On November 19, 2007, I wrote: In early 2006, the clouds parted, and the Virginia Supreme Court blessed criminal suspects with Moore v. Commonwealth, 272 Va. 717 (2006). Moore provides that the issuance of a criminal summons does not permit a police search. This is a particularly significant holding, when considering that summonses  most commonly commence misdemeanor prosecutions in Virginia. Unfortunately, rather than leaving well enough alone, the United States Supreme Court granted certiorari review in Moore . Hopefully the Supreme Court will leave Moore unharmed, unlike the damage done in Maryland v. Pringle, 540 U.S. 366 (2003), which reversed an excellent Fourth Amendment decision by Maryland’s Court of Appeals, as if crushing the Court of Appeals’ Pringle decision like a potato chip.

Thanks to Gideon and SCOTUS Blog for giving a rundown on the January 14 oral arguments in this Moore case, and to SCOTUS Blog for having provided a running update on the case.

Thanks to Gideon for drawing attention to this part of the argument:

JUSTICE SCALIA: So any Federal employee can go crashing around conducting searches and seizures?

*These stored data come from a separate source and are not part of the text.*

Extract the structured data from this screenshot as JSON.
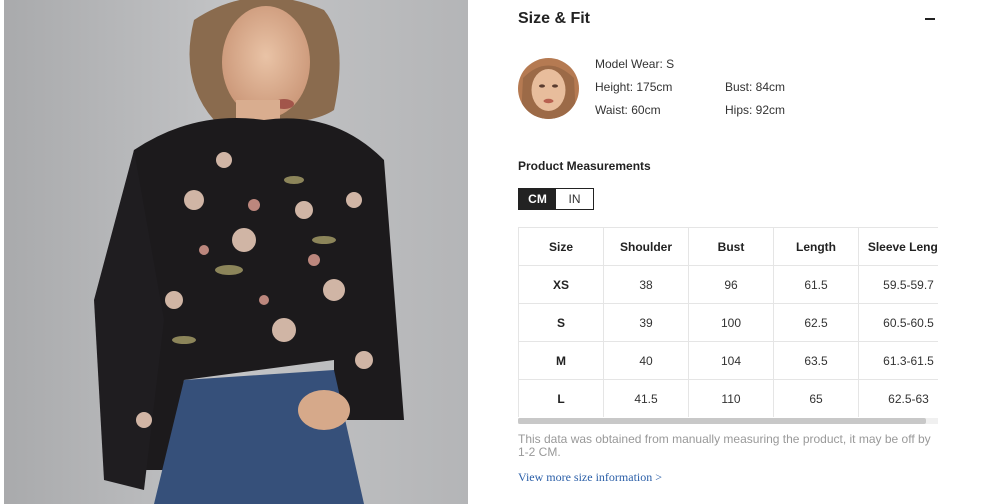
{
  "section": {
    "title": "Size & Fit",
    "collapse_icon": "minus-icon"
  },
  "model": {
    "wear": "Model Wear: S",
    "height": "Height: 175cm",
    "bust": "Bust: 84cm",
    "waist": "Waist: 60cm",
    "hips": "Hips: 92cm"
  },
  "measurements": {
    "title": "Product Measurements",
    "units": [
      "CM",
      "IN"
    ],
    "selected_unit": "CM",
    "headers": [
      "Size",
      "Shoulder",
      "Bust",
      "Length",
      "Sleeve Length"
    ],
    "rows": [
      [
        "XS",
        "38",
        "96",
        "61.5",
        "59.5-59.7"
      ],
      [
        "S",
        "39",
        "100",
        "62.5",
        "60.5-60.5"
      ],
      [
        "M",
        "40",
        "104",
        "63.5",
        "61.3-61.5"
      ],
      [
        "L",
        "41.5",
        "110",
        "65",
        "62.5-63"
      ]
    ]
  },
  "note": "This data was obtained from manually measuring the product, it may be off by 1-2 CM.",
  "more_link": "View more size information >",
  "colors": {
    "accent": "#222222",
    "link": "#2b5fa8",
    "muted": "#999999",
    "border": "#e5e5e5"
  }
}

MR. McCULLOUGH [Virginia Dep. Solicitor General]: So long —

JUSTICE SCALIA: So long as he has probable cause?

MR. McCULLOUGH: That’s correct.

JUSTICE SCALIA: That’s fantastic.


JUSTICE SCALIA: Do you really think that?

MR. McCULLOUGH: I think if there is State action, it doesn’t matter that you’re wearing a badge or

that you’ve gone through the police academy.

JUSTICE SCALIA: Or that you are an administrative law judge at the, you know, Bureau of

Customs? It doesn’t matter?

MR. McCULLOUGH: I think that’s right. That if you have — if the State —

JUSTICE SCALIA: What about a janitor? You’re a janitor, a federally employed janitor.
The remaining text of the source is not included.